Will that be called the G40 or the G30?
It'll depend how many...
Still on Iran. When will you start discussing the new sanction, and how long will you wait for an answer? Sarkozy said until September - but what will happen in September?
Our statement, issued, which you'll have seen or is available for you today, says that we will be discussing this again at the time of the United Nations meeting in September. And so we hope there'll be a positive response from Iran, but it is on the agenda - specifically put on the agenda by all of us - for a further discussion in September. So we hope that by that time there'll be a positive response.
Very quickly on the nuclear issue: we've had what the emergence of the talks between America and Russia, we've got your own strategic defence review. Is it now feasible to talk in terms of Trident being part of what Britain will talk about next year?
I think the issue for all countries is really not that. The issue is can you achieve a sensible reduction in nuclear weapons at this stage, while the existing nuclear weapons states remain nuclear weapons states. Nobody is calling on us as part of the Non proliferation Treaty re negotiations to renounce our weapons. The whole point of the Non proliferation Treaty is that those people who have weapons will be willing to reduce them as far as is possible, and, at the same time, those people who don't have nuclear weapons will be given the benefits of civil nuclear power, while at the same time renouncing nuclear weapons.
And I think we'll probably want to have a tougher regime: that the onus will be on the countries that don't have nuclear weapons to prove that they don't have nuclear weapons. At the moment, one of the problems we've had with Iran is the question of whether you can prove or not that someone is developing a nuclear weapon. But if there's an international agreement that requires everybody to be open with the rest of the world, then Iran would have to prove to us that it didn't have nuclear weapons, rather than us to prove that they were developing nuclear weapons. Now that is a change that I can see.
I think if you sign a Nuclear Non proliferation Treaty, then you ought to be in a position to say that you are upholding that treaty, and to be able to prove it. So Iran signed the Nuclear Non proliferation Treaty - it's a partner to that treaty - and if people say ‘there is a question mark here, are you developing nuclear weapons or not?' you should be able to prove that you are not developing nuclear weapons. So it's not guilty until proven innocent; it's you have accepted an obligation not to have nuclear weapons, but you've got to prove and demonstrate that that is the case, if there is a question mark over what you're doing. And I think most people would see that as very fair.
Are you still convinced that we need our independent nuclear deterrent?
We set our policy out, and it's been very clear over the last period of time, and we've had this debate in the House of Commons. It's one that's been resolved in favour of a weapon.
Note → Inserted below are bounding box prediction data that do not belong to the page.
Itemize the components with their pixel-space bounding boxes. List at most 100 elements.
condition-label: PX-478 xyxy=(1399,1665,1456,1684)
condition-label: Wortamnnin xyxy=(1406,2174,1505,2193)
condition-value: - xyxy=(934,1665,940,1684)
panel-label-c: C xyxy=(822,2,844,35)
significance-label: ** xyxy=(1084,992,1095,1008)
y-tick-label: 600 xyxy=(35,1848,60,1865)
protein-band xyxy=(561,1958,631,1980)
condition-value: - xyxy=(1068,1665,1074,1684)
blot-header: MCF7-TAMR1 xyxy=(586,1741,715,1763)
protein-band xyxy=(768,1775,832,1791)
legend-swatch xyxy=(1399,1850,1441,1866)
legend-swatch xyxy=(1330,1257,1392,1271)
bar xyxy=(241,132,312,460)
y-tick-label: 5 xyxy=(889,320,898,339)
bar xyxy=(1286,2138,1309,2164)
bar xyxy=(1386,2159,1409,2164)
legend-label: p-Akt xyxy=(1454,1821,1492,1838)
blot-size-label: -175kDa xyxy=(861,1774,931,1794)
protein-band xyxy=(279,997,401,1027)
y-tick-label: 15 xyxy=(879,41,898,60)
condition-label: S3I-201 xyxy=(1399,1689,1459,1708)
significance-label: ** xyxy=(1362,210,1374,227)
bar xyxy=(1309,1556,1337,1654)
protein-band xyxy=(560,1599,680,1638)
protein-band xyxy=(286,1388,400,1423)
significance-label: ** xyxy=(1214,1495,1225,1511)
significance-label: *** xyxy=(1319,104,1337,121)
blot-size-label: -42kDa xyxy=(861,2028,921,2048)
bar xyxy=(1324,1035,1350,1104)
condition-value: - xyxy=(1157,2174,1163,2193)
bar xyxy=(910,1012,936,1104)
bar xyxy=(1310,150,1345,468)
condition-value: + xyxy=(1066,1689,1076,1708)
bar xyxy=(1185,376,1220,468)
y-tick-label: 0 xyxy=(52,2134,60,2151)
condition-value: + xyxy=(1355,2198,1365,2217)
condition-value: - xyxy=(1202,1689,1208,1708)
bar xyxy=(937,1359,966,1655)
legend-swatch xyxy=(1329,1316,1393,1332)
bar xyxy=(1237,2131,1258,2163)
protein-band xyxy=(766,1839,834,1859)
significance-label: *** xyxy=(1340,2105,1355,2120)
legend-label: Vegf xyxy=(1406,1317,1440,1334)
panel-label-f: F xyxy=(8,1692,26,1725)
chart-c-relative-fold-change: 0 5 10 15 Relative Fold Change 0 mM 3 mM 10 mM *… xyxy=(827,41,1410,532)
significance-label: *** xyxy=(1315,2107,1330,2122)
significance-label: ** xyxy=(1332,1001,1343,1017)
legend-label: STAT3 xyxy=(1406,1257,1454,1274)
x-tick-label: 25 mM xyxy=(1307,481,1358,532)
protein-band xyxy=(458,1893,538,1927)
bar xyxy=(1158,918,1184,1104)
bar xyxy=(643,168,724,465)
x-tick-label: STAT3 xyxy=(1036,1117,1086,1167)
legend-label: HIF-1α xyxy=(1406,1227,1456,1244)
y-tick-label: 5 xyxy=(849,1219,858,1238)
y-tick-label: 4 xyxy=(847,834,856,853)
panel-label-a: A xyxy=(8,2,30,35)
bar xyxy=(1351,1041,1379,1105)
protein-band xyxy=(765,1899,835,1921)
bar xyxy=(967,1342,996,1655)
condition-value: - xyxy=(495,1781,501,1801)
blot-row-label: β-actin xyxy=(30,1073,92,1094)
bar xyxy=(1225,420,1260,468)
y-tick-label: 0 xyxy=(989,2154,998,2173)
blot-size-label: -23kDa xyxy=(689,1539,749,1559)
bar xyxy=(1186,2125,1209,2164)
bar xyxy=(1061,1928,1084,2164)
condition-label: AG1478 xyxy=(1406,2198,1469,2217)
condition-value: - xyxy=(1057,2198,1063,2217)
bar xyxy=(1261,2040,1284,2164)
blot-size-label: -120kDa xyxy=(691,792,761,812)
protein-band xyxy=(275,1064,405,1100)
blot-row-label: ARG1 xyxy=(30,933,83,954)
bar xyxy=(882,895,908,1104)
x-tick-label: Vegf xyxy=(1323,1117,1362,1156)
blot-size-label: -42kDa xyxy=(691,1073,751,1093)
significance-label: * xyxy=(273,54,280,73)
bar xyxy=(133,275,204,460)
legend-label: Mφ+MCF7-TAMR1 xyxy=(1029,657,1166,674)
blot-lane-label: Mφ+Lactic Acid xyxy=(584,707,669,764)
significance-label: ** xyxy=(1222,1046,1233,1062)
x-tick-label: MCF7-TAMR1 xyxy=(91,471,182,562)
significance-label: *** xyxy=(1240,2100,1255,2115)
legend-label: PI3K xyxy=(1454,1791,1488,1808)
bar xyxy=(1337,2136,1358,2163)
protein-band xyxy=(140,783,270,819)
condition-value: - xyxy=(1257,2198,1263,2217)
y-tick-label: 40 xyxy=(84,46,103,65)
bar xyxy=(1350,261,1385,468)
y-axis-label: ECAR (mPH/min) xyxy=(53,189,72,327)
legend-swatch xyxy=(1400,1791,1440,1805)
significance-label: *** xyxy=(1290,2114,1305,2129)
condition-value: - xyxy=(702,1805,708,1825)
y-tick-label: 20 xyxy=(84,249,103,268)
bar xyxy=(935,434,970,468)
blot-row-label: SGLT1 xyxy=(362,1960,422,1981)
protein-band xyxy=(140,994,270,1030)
I think, if you look at where we are at the moment - Iran is attempting to develop a nuclear weapon, Korea is attempting to develop a nuclear weapon - we've got to show that we can deal with this by collective action, and I think unilateral action by the United Kingdom would not be seen as the best way forward.
What you need is collective action by the nuclear weapons powers to say that we are prepared to reduce our nuclear weapons - but we need assurances also that other countries will not proliferate them. And we need these new kinds of assurances to prevent a situation as we've got in Iran emerging in exactly the same way again. Thanks very much.